By virtue of working in Canada’s sparsely populated northern territories, KZA shuns specialization, preferring to achieve competence in a wide variety of building types including residential, commercial, correctional, educational, health care and recreational.
KZA strives to provide design that is regionally appropriate, sustainable, and reflective of First Nations values and maintains a part-time indigenization consultant on staff.
In 2006, the Firm was awarded the Professional Prix de Rome in Architecture (Canada Council for the Arts). The Firm has also received three British Columbia Lieutenant-Governor’s Awards for architecture and a 2012 Canadian Architect Award of Excellence.

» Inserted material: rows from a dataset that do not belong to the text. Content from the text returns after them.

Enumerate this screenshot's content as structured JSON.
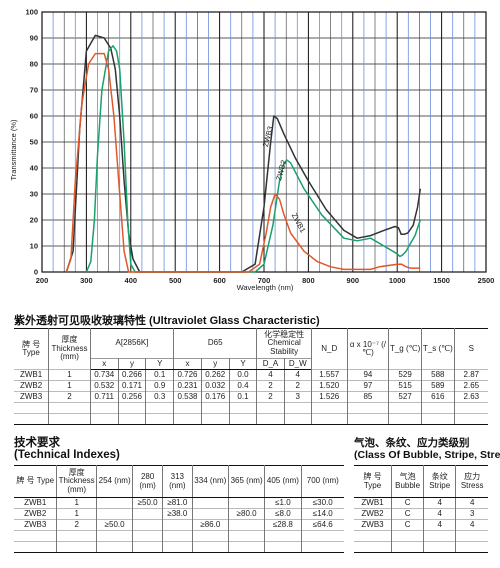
{
  "chart_data": {
    "type": "line",
    "ylabel": "Transmittance (%)",
    "xlabel": "Wavelength (nm)",
    "ylim": [
      0,
      100
    ],
    "yticks": [
      "0",
      "10",
      "20",
      "30",
      "40",
      "50",
      "60",
      "70",
      "80",
      "90",
      "100"
    ],
    "xticks": [
      "200",
      "300",
      "400",
      "500",
      "600",
      "700",
      "800",
      "900",
      "1000",
      "1500",
      "2500"
    ],
    "grid": true,
    "series": [
      {
        "name": "ZWB3",
        "color": "#333333",
        "points": [
          [
            255,
            0
          ],
          [
            270,
            8
          ],
          [
            285,
            55
          ],
          [
            300,
            85
          ],
          [
            320,
            91
          ],
          [
            340,
            90
          ],
          [
            355,
            86
          ],
          [
            365,
            78
          ],
          [
            375,
            60
          ],
          [
            385,
            35
          ],
          [
            395,
            15
          ],
          [
            405,
            5
          ],
          [
            420,
            0
          ],
          [
            650,
            0
          ],
          [
            680,
            3
          ],
          [
            700,
            25
          ],
          [
            715,
            50
          ],
          [
            722,
            60
          ],
          [
            730,
            59
          ],
          [
            745,
            53
          ],
          [
            770,
            44
          ],
          [
            800,
            35
          ],
          [
            840,
            24
          ],
          [
            880,
            16
          ],
          [
            910,
            13
          ],
          [
            940,
            14
          ],
          [
            970,
            16
          ],
          [
            995,
            17.5
          ],
          [
            1015,
            17
          ],
          [
            1045,
            14.5
          ],
          [
            1075,
            14.5
          ],
          [
            1120,
            15
          ],
          [
            1180,
            18
          ],
          [
            1230,
            25
          ],
          [
            1260,
            32
          ]
        ]
      },
      {
        "name": "ZWB2",
        "color": "#1aa06a",
        "points": [
          [
            300,
            0
          ],
          [
            310,
            4
          ],
          [
            318,
            20
          ],
          [
            325,
            45
          ],
          [
            335,
            70
          ],
          [
            350,
            85
          ],
          [
            360,
            87
          ],
          [
            368,
            85
          ],
          [
            375,
            78
          ],
          [
            385,
            50
          ],
          [
            393,
            20
          ],
          [
            400,
            3
          ],
          [
            410,
            0
          ],
          [
            680,
            0
          ],
          [
            700,
            3
          ],
          [
            720,
            18
          ],
          [
            735,
            35
          ],
          [
            745,
            42
          ],
          [
            752,
            43
          ],
          [
            760,
            42
          ],
          [
            790,
            32
          ],
          [
            830,
            22
          ],
          [
            880,
            13
          ],
          [
            910,
            12
          ],
          [
            940,
            13
          ],
          [
            970,
            10
          ],
          [
            1000,
            7
          ],
          [
            1030,
            6
          ],
          [
            1060,
            6.5
          ],
          [
            1100,
            8
          ],
          [
            1150,
            11
          ],
          [
            1200,
            14
          ],
          [
            1240,
            18
          ],
          [
            1260,
            20
          ]
        ]
      },
      {
        "name": "ZWB1",
        "color": "#e0582a",
        "points": [
          [
            255,
            0
          ],
          [
            265,
            5
          ],
          [
            275,
            35
          ],
          [
            290,
            65
          ],
          [
            305,
            80
          ],
          [
            320,
            84
          ],
          [
            340,
            84
          ],
          [
            350,
            78
          ],
          [
            362,
            60
          ],
          [
            375,
            30
          ],
          [
            385,
            8
          ],
          [
            395,
            0
          ],
          [
            665,
            0
          ],
          [
            690,
            3
          ],
          [
            705,
            15
          ],
          [
            715,
            25
          ],
          [
            725,
            30
          ],
          [
            735,
            28
          ],
          [
            745,
            22
          ],
          [
            760,
            15
          ],
          [
            790,
            8
          ],
          [
            820,
            4
          ],
          [
            850,
            2
          ],
          [
            880,
            1
          ],
          [
            940,
            1
          ],
          [
            960,
            2
          ],
          [
            1000,
            3
          ],
          [
            1050,
            3
          ],
          [
            1100,
            2
          ],
          [
            1150,
            1.5
          ],
          [
            1200,
            1.5
          ],
          [
            1260,
            1.5
          ]
        ]
      }
    ],
    "curve_labels": [
      "ZWB3",
      "ZWB2",
      "ZWB1"
    ]
  },
  "table1": {
    "title": "紫外透射可见吸收玻璃特性 (Ultraviolet Glass Characteristic)",
    "h_type": "牌 号 Type",
    "h_thickness": "厚度 Thickness (mm)",
    "h_a": "A[2856K]",
    "h_d65": "D65",
    "h_chem": "化学稳定性 Chemical Stability",
    "h_nd": "N_D",
    "h_alpha": "α x 10⁻⁷ (/℃)",
    "h_tg": "T_g (℃)",
    "h_ts": "T_s (℃)",
    "h_s": "S",
    "sub_x": "x",
    "sub_y": "y",
    "sub_Y": "Y",
    "sub_da": "D_A",
    "sub_dw": "D_W",
    "rows": [
      [
        "ZWB1",
        "1",
        "0.734",
        "0.266",
        "0.1",
        "0.726",
        "0.262",
        "0.0",
        "4",
        "4",
        "1.557",
        "94",
        "529",
        "588",
        "2.87"
      ],
      [
        "ZWB2",
        "1",
        "0.532",
        "0.171",
        "0.9",
        "0.231",
        "0.032",
        "0.4",
        "2",
        "2",
        "1.520",
        "97",
        "515",
        "589",
        "2.65"
      ],
      [
        "ZWB3",
        "2",
        "0.711",
        "0.256",
        "0.3",
        "0.538",
        "0.176",
        "0.1",
        "2",
        "3",
        "1.526",
        "85",
        "527",
        "616",
        "2.63"
      ]
    ]
  },
  "table2": {
    "title_cn": "技术要求",
    "title_en": "(Technical Indexes)",
    "headers": [
      "牌 号 Type",
      "厚度 Thickness (mm)",
      "254 (nm)",
      "280 (nm)",
      "313 (nm)",
      "334 (nm)",
      "365 (nm)",
      "405 (nm)",
      "700 (nm)"
    ],
    "rows": [
      [
        "ZWB1",
        "1",
        "",
        "≥50.0",
        "≥81.0",
        "",
        "",
        "≤1.0",
        "≤30.0"
      ],
      [
        "ZWB2",
        "1",
        "",
        "",
        "≥38.0",
        "",
        "≥80.0",
        "≤8.0",
        "≤14.0"
      ],
      [
        "ZWB3",
        "2",
        "≥50.0",
        "",
        "",
        "≥86.0",
        "",
        "≤28.8",
        "≤64.6"
      ]
    ]
  },
  "table3": {
    "title_cn": "气泡、条纹、应力类级别",
    "title_en": "(Class Of Bubble, Stripe, Stress)",
    "headers": [
      "牌 号 Type",
      "气泡 Bubble",
      "条纹 Stripe",
      "应力 Stress"
    ],
    "rows": [
      [
        "ZWB1",
        "C",
        "4",
        "4"
      ],
      [
        "ZWB2",
        "C",
        "4",
        "3"
      ],
      [
        "ZWB3",
        "C",
        "4",
        "4"
      ]
    ]
  }
}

Jack is also Vice-President of 360 Design Build, a Yukon-based construction and development firm that designs, builds and manages a wide variety of residential and commercial buildings in the north. It is this hands-on approach that has allowed the firm to maintain a pragmatic understanding of design and construction methodologies.
As a community-based operation, KZA opened Baked Café & Bakery in 2007 in the space below their office. The concept was based on the writings of sociologist Ray Oldenburg’s 1989 book “The Great Good Place”.
In the book, Oldenburg stressed the importance of everyone having a ‘third place’ – being the social surroundings separate from the two usual social environments of home (first place) and the workplace (second place). The architects helped to create a vibrant community and social hub for the downtown core and reinvigorate street life in that area.